Regime chinês quer participar das conversações entre EUA e Coreia do Norte

Visita recente de um diplomata chinês à Coreia do Sul revela verdadeira intenção da China

Por Annie Wu, Epoch Times

O diplomata chinês Yang Jiechi visitou a Coreia do Sul na semana passada. No encontro, ele fez esforços para discutir a inclusão da China nas negociações entre os Estados Unidos e a Coreia do Norte.

Yang voltou atrás sobre as medidas lançadas anteriormente contra a Coreia do Sul por abrigar um sistema de defesa antimísseis dos Estados Unidos, ganhando em troca a concordância da Coreia do Sul de apoiar a aspiração chinesa de participar das conversas entre Coreia do Norte e Estados Unidos.

Em 2017, os testes de armas nucleares e mísseis balísticos realizados pela Coreia do Norte aumentaram as tensões com os Estados Unidos e intensificaram os temores de uma ação militar norte-americana em resposta à ameaça da Coreia do Norte de desenvolver uma arma nuclear capaz de chegar aos Estados Unidos.

No verão passado, os Estados Unidos implantaram o sistema de Terminais de Defesa de Área de Grande Altitude (THAAD, na sigla em inglês) na Coreia do Sul para se defenderem contra possíveis ameaças de ataques de mísseis norte-coreanos.

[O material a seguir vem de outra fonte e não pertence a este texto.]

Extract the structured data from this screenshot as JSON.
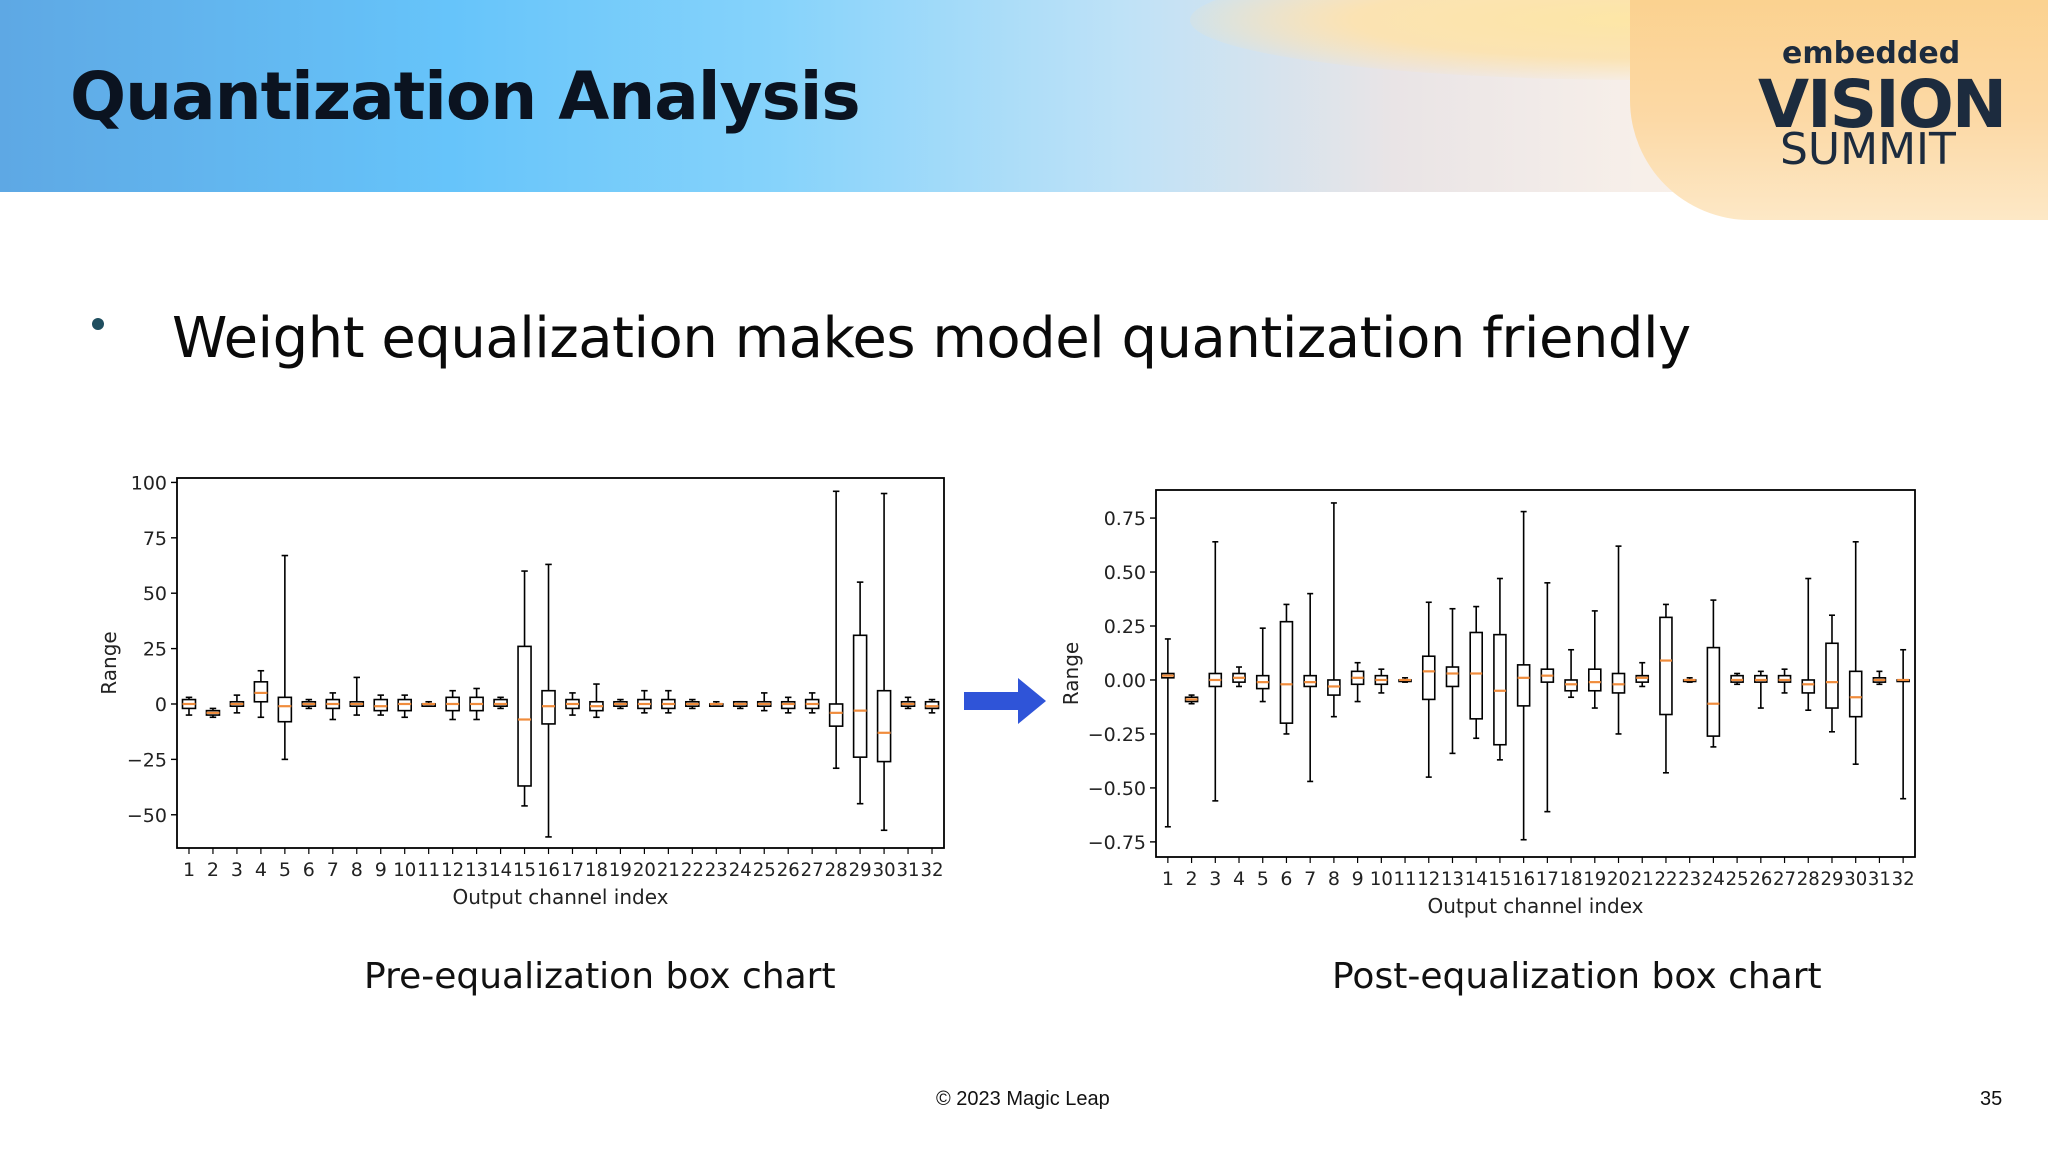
{
  "slide": {
    "title": "Quantization Analysis",
    "bullet": "Weight equalization makes model quantization friendly",
    "footer": "© 2023 Magic Leap",
    "page_number": "35",
    "logo": {
      "line1": "embedded",
      "line2": "VISION",
      "line3": "SUMMIT"
    },
    "caption_left": "Pre-equalization box chart",
    "caption_right": "Post-equalization box chart"
  },
  "colors": {
    "median": "#f08c3c",
    "box": "#000000",
    "arrow": "#2f54d8"
  },
  "chart_data": [
    {
      "type": "box",
      "xlabel": "Output channel index",
      "ylabel": "Range",
      "ylim": [
        -65,
        102
      ],
      "yticks": [
        100,
        75,
        50,
        25,
        0,
        -25,
        -50
      ],
      "ytick_labels": [
        "100",
        "75",
        "50",
        "25",
        "0",
        "−25",
        "−50"
      ],
      "categories": [
        "1",
        "2",
        "3",
        "4",
        "5",
        "6",
        "7",
        "8",
        "9",
        "10",
        "11",
        "12",
        "13",
        "14",
        "15",
        "16",
        "17",
        "18",
        "19",
        "20",
        "21",
        "22",
        "23",
        "24",
        "25",
        "26",
        "27",
        "28",
        "29",
        "30",
        "31",
        "32"
      ],
      "boxes": [
        {
          "wlo": -5,
          "q1": -2,
          "med": 0,
          "q3": 2,
          "whi": 3
        },
        {
          "wlo": -6,
          "q1": -5,
          "med": -4,
          "q3": -3,
          "whi": -2
        },
        {
          "wlo": -4,
          "q1": -1,
          "med": 0,
          "q3": 1,
          "whi": 4
        },
        {
          "wlo": -6,
          "q1": 1,
          "med": 5,
          "q3": 10,
          "whi": 15
        },
        {
          "wlo": -25,
          "q1": -8,
          "med": -1,
          "q3": 3,
          "whi": 67
        },
        {
          "wlo": -2,
          "q1": -1,
          "med": 0,
          "q3": 1,
          "whi": 2
        },
        {
          "wlo": -7,
          "q1": -2,
          "med": 0,
          "q3": 2,
          "whi": 5
        },
        {
          "wlo": -5,
          "q1": -1,
          "med": 0,
          "q3": 1,
          "whi": 12
        },
        {
          "wlo": -5,
          "q1": -3,
          "med": -1,
          "q3": 2,
          "whi": 4
        },
        {
          "wlo": -6,
          "q1": -3,
          "med": 0,
          "q3": 2,
          "whi": 4
        },
        {
          "wlo": -1,
          "q1": -1,
          "med": 0,
          "q3": 0,
          "whi": 1
        },
        {
          "wlo": -7,
          "q1": -3,
          "med": 0,
          "q3": 3,
          "whi": 6
        },
        {
          "wlo": -7,
          "q1": -3,
          "med": 0,
          "q3": 3,
          "whi": 7
        },
        {
          "wlo": -2,
          "q1": -1,
          "med": 0,
          "q3": 2,
          "whi": 3
        },
        {
          "wlo": -46,
          "q1": -37,
          "med": -7,
          "q3": 26,
          "whi": 60
        },
        {
          "wlo": -60,
          "q1": -9,
          "med": -1,
          "q3": 6,
          "whi": 63
        },
        {
          "wlo": -5,
          "q1": -2,
          "med": 0,
          "q3": 2,
          "whi": 5
        },
        {
          "wlo": -6,
          "q1": -3,
          "med": -1,
          "q3": 1,
          "whi": 9
        },
        {
          "wlo": -2,
          "q1": -1,
          "med": 0,
          "q3": 1,
          "whi": 2
        },
        {
          "wlo": -4,
          "q1": -2,
          "med": 0,
          "q3": 2,
          "whi": 6
        },
        {
          "wlo": -4,
          "q1": -2,
          "med": 0,
          "q3": 2,
          "whi": 6
        },
        {
          "wlo": -2,
          "q1": -1,
          "med": 0,
          "q3": 1,
          "whi": 2
        },
        {
          "wlo": -1,
          "q1": -1,
          "med": 0,
          "q3": 0,
          "whi": 1
        },
        {
          "wlo": -2,
          "q1": -1,
          "med": 0,
          "q3": 1,
          "whi": 1
        },
        {
          "wlo": -3,
          "q1": -1,
          "med": 0,
          "q3": 1,
          "whi": 5
        },
        {
          "wlo": -4,
          "q1": -2,
          "med": 0,
          "q3": 1,
          "whi": 3
        },
        {
          "wlo": -4,
          "q1": -2,
          "med": 0,
          "q3": 2,
          "whi": 5
        },
        {
          "wlo": -29,
          "q1": -10,
          "med": -4,
          "q3": 0,
          "whi": 96
        },
        {
          "wlo": -45,
          "q1": -24,
          "med": -3,
          "q3": 31,
          "whi": 55
        },
        {
          "wlo": -57,
          "q1": -26,
          "med": -13,
          "q3": 6,
          "whi": 95
        },
        {
          "wlo": -2,
          "q1": -1,
          "med": 0,
          "q3": 1,
          "whi": 3
        },
        {
          "wlo": -4,
          "q1": -2,
          "med": -1,
          "q3": 1,
          "whi": 2
        }
      ]
    },
    {
      "type": "box",
      "xlabel": "Output channel index",
      "ylabel": "Range",
      "ylim": [
        -0.82,
        0.88
      ],
      "yticks": [
        0.75,
        0.5,
        0.25,
        0.0,
        -0.25,
        -0.5,
        -0.75
      ],
      "ytick_labels": [
        "0.75",
        "0.50",
        "0.25",
        "0.00",
        "−0.25",
        "−0.50",
        "−0.75"
      ],
      "categories": [
        "1",
        "2",
        "3",
        "4",
        "5",
        "6",
        "7",
        "8",
        "9",
        "10",
        "11",
        "12",
        "13",
        "14",
        "15",
        "16",
        "17",
        "18",
        "19",
        "20",
        "21",
        "22",
        "23",
        "24",
        "25",
        "26",
        "27",
        "28",
        "29",
        "30",
        "31",
        "32"
      ],
      "boxes": [
        {
          "wlo": -0.68,
          "q1": 0.01,
          "med": 0.02,
          "q3": 0.03,
          "whi": 0.19
        },
        {
          "wlo": -0.11,
          "q1": -0.1,
          "med": -0.09,
          "q3": -0.08,
          "whi": -0.07
        },
        {
          "wlo": -0.56,
          "q1": -0.03,
          "med": 0.0,
          "q3": 0.03,
          "whi": 0.64
        },
        {
          "wlo": -0.03,
          "q1": -0.01,
          "med": 0.01,
          "q3": 0.03,
          "whi": 0.06
        },
        {
          "wlo": -0.1,
          "q1": -0.04,
          "med": -0.01,
          "q3": 0.02,
          "whi": 0.24
        },
        {
          "wlo": -0.25,
          "q1": -0.2,
          "med": -0.02,
          "q3": 0.27,
          "whi": 0.35
        },
        {
          "wlo": -0.47,
          "q1": -0.03,
          "med": -0.01,
          "q3": 0.02,
          "whi": 0.4
        },
        {
          "wlo": -0.17,
          "q1": -0.07,
          "med": -0.03,
          "q3": 0.0,
          "whi": 0.82
        },
        {
          "wlo": -0.1,
          "q1": -0.02,
          "med": 0.01,
          "q3": 0.04,
          "whi": 0.08
        },
        {
          "wlo": -0.06,
          "q1": -0.02,
          "med": 0.0,
          "q3": 0.02,
          "whi": 0.05
        },
        {
          "wlo": -0.01,
          "q1": 0.0,
          "med": 0.0,
          "q3": 0.0,
          "whi": 0.01
        },
        {
          "wlo": -0.45,
          "q1": -0.09,
          "med": 0.04,
          "q3": 0.11,
          "whi": 0.36
        },
        {
          "wlo": -0.34,
          "q1": -0.03,
          "med": 0.03,
          "q3": 0.06,
          "whi": 0.33
        },
        {
          "wlo": -0.27,
          "q1": -0.18,
          "med": 0.03,
          "q3": 0.22,
          "whi": 0.34
        },
        {
          "wlo": -0.37,
          "q1": -0.3,
          "med": -0.05,
          "q3": 0.21,
          "whi": 0.47
        },
        {
          "wlo": -0.74,
          "q1": -0.12,
          "med": 0.01,
          "q3": 0.07,
          "whi": 0.78
        },
        {
          "wlo": -0.61,
          "q1": -0.01,
          "med": 0.02,
          "q3": 0.05,
          "whi": 0.45
        },
        {
          "wlo": -0.08,
          "q1": -0.05,
          "med": -0.02,
          "q3": 0.0,
          "whi": 0.14
        },
        {
          "wlo": -0.13,
          "q1": -0.05,
          "med": -0.01,
          "q3": 0.05,
          "whi": 0.32
        },
        {
          "wlo": -0.25,
          "q1": -0.06,
          "med": -0.02,
          "q3": 0.03,
          "whi": 0.62
        },
        {
          "wlo": -0.03,
          "q1": -0.01,
          "med": 0.01,
          "q3": 0.02,
          "whi": 0.08
        },
        {
          "wlo": -0.43,
          "q1": -0.16,
          "med": 0.09,
          "q3": 0.29,
          "whi": 0.35
        },
        {
          "wlo": -0.01,
          "q1": 0.0,
          "med": 0.0,
          "q3": 0.0,
          "whi": 0.01
        },
        {
          "wlo": -0.31,
          "q1": -0.26,
          "med": -0.11,
          "q3": 0.15,
          "whi": 0.37
        },
        {
          "wlo": -0.02,
          "q1": -0.01,
          "med": 0.0,
          "q3": 0.02,
          "whi": 0.03
        },
        {
          "wlo": -0.13,
          "q1": -0.01,
          "med": 0.0,
          "q3": 0.02,
          "whi": 0.04
        },
        {
          "wlo": -0.06,
          "q1": -0.01,
          "med": 0.0,
          "q3": 0.02,
          "whi": 0.05
        },
        {
          "wlo": -0.14,
          "q1": -0.06,
          "med": -0.02,
          "q3": 0.0,
          "whi": 0.47
        },
        {
          "wlo": -0.24,
          "q1": -0.13,
          "med": -0.01,
          "q3": 0.17,
          "whi": 0.3
        },
        {
          "wlo": -0.39,
          "q1": -0.17,
          "med": -0.08,
          "q3": 0.04,
          "whi": 0.64
        },
        {
          "wlo": -0.02,
          "q1": -0.01,
          "med": 0.0,
          "q3": 0.01,
          "whi": 0.04
        },
        {
          "wlo": -0.55,
          "q1": 0.0,
          "med": 0.0,
          "q3": 0.0,
          "whi": 0.14
        }
      ]
    }
  ]
}
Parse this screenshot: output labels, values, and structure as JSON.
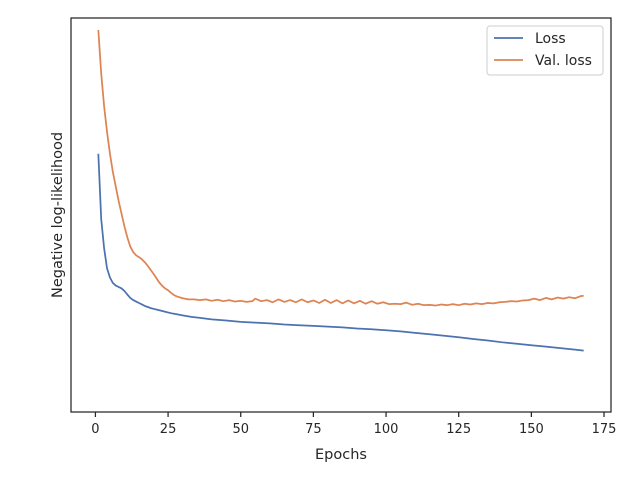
{
  "chart_data": {
    "type": "line",
    "title": "",
    "xlabel": "Epochs",
    "ylabel": "Negative log-likelihood",
    "xlim": [
      -8.4,
      177.4
    ],
    "ylim": [
      0,
      1
    ],
    "x_ticks": [
      0,
      25,
      50,
      75,
      100,
      125,
      150,
      175
    ],
    "y_ticks": [],
    "grid": false,
    "legend_position": "top-right",
    "series": [
      {
        "name": "Loss",
        "color": "#4c72b0",
        "points": [
          [
            1,
            0.66
          ],
          [
            2,
            0.48
          ],
          [
            3,
            0.4
          ],
          [
            4,
            0.345
          ],
          [
            5,
            0.32
          ],
          [
            6,
            0.305
          ],
          [
            7,
            0.298
          ],
          [
            8,
            0.294
          ],
          [
            9,
            0.29
          ],
          [
            10,
            0.283
          ],
          [
            11,
            0.273
          ],
          [
            12,
            0.264
          ],
          [
            13,
            0.258
          ],
          [
            14,
            0.254
          ],
          [
            15,
            0.25
          ],
          [
            16,
            0.246
          ],
          [
            17,
            0.242
          ],
          [
            18,
            0.239
          ],
          [
            19,
            0.236
          ],
          [
            20,
            0.234
          ],
          [
            22,
            0.23
          ],
          [
            24,
            0.226
          ],
          [
            26,
            0.222
          ],
          [
            28,
            0.219
          ],
          [
            30,
            0.216
          ],
          [
            33,
            0.212
          ],
          [
            36,
            0.209
          ],
          [
            40,
            0.205
          ],
          [
            45,
            0.202
          ],
          [
            50,
            0.198
          ],
          [
            55,
            0.196
          ],
          [
            60,
            0.194
          ],
          [
            65,
            0.191
          ],
          [
            70,
            0.189
          ],
          [
            75,
            0.187
          ],
          [
            80,
            0.185
          ],
          [
            85,
            0.183
          ],
          [
            90,
            0.18
          ],
          [
            95,
            0.178
          ],
          [
            100,
            0.175
          ],
          [
            105,
            0.172
          ],
          [
            110,
            0.168
          ],
          [
            115,
            0.164
          ],
          [
            120,
            0.16
          ],
          [
            125,
            0.156
          ],
          [
            130,
            0.151
          ],
          [
            135,
            0.147
          ],
          [
            140,
            0.142
          ],
          [
            145,
            0.138
          ],
          [
            150,
            0.134
          ],
          [
            155,
            0.13
          ],
          [
            160,
            0.126
          ],
          [
            165,
            0.122
          ],
          [
            168,
            0.119
          ]
        ]
      },
      {
        "name": "Val. loss",
        "color": "#dd8452",
        "points": [
          [
            1,
            1.0
          ],
          [
            2,
            0.88
          ],
          [
            3,
            0.79
          ],
          [
            4,
            0.72
          ],
          [
            5,
            0.66
          ],
          [
            6,
            0.61
          ],
          [
            7,
            0.57
          ],
          [
            8,
            0.53
          ],
          [
            9,
            0.495
          ],
          [
            10,
            0.46
          ],
          [
            11,
            0.43
          ],
          [
            12,
            0.405
          ],
          [
            13,
            0.39
          ],
          [
            14,
            0.381
          ],
          [
            15,
            0.376
          ],
          [
            16,
            0.37
          ],
          [
            17,
            0.362
          ],
          [
            18,
            0.352
          ],
          [
            19,
            0.341
          ],
          [
            20,
            0.33
          ],
          [
            21,
            0.318
          ],
          [
            22,
            0.306
          ],
          [
            23,
            0.297
          ],
          [
            24,
            0.29
          ],
          [
            25,
            0.285
          ],
          [
            26,
            0.278
          ],
          [
            27,
            0.272
          ],
          [
            28,
            0.268
          ],
          [
            30,
            0.263
          ],
          [
            32,
            0.26
          ],
          [
            34,
            0.26
          ],
          [
            36,
            0.258
          ],
          [
            38,
            0.26
          ],
          [
            40,
            0.256
          ],
          [
            42,
            0.259
          ],
          [
            44,
            0.255
          ],
          [
            46,
            0.258
          ],
          [
            48,
            0.254
          ],
          [
            50,
            0.256
          ],
          [
            52,
            0.253
          ],
          [
            54,
            0.255
          ],
          [
            55,
            0.262
          ],
          [
            57,
            0.255
          ],
          [
            59,
            0.258
          ],
          [
            61,
            0.252
          ],
          [
            63,
            0.26
          ],
          [
            65,
            0.253
          ],
          [
            67,
            0.258
          ],
          [
            69,
            0.252
          ],
          [
            71,
            0.26
          ],
          [
            73,
            0.252
          ],
          [
            75,
            0.257
          ],
          [
            77,
            0.25
          ],
          [
            79,
            0.259
          ],
          [
            81,
            0.25
          ],
          [
            83,
            0.258
          ],
          [
            85,
            0.249
          ],
          [
            87,
            0.257
          ],
          [
            89,
            0.249
          ],
          [
            91,
            0.256
          ],
          [
            93,
            0.248
          ],
          [
            95,
            0.255
          ],
          [
            97,
            0.248
          ],
          [
            99,
            0.252
          ],
          [
            101,
            0.247
          ],
          [
            103,
            0.248
          ],
          [
            105,
            0.247
          ],
          [
            107,
            0.251
          ],
          [
            109,
            0.245
          ],
          [
            111,
            0.248
          ],
          [
            113,
            0.244
          ],
          [
            115,
            0.245
          ],
          [
            117,
            0.243
          ],
          [
            119,
            0.246
          ],
          [
            121,
            0.244
          ],
          [
            123,
            0.247
          ],
          [
            125,
            0.244
          ],
          [
            127,
            0.248
          ],
          [
            129,
            0.246
          ],
          [
            131,
            0.249
          ],
          [
            133,
            0.247
          ],
          [
            135,
            0.25
          ],
          [
            137,
            0.249
          ],
          [
            139,
            0.252
          ],
          [
            141,
            0.253
          ],
          [
            143,
            0.255
          ],
          [
            145,
            0.254
          ],
          [
            147,
            0.257
          ],
          [
            149,
            0.258
          ],
          [
            151,
            0.262
          ],
          [
            153,
            0.258
          ],
          [
            155,
            0.264
          ],
          [
            157,
            0.26
          ],
          [
            159,
            0.265
          ],
          [
            161,
            0.262
          ],
          [
            163,
            0.266
          ],
          [
            165,
            0.263
          ],
          [
            167,
            0.269
          ],
          [
            168,
            0.27
          ]
        ]
      }
    ]
  }
}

Temendo que as capacidades de radar do sistema de defesa antimísseis pudessem ser usadas para monitorar o espaço aéreo chinês, o regime chinês sancionou a Coreia do Sul — por abrigar o sistema — impondo restrições a empresas sul-coreanas e boicotes em larga escala.

Interceptador do Terminal de Defesa de Área de Grande Altitude (THAAD, na sigla em inglês) é lançado durante um teste de interceptação bem-sucedido (Departamento de Defesa dos EUA/Agência de Defesa de Mísseis)
Interceptador do Terminal de Defesa de Área de Grande Altitude (THAAD, na sigla em inglês) é lançado durante um teste de interceptação bem-sucedido (Departamento de Defesa dos EUA/Agência de Defesa de Mísseis)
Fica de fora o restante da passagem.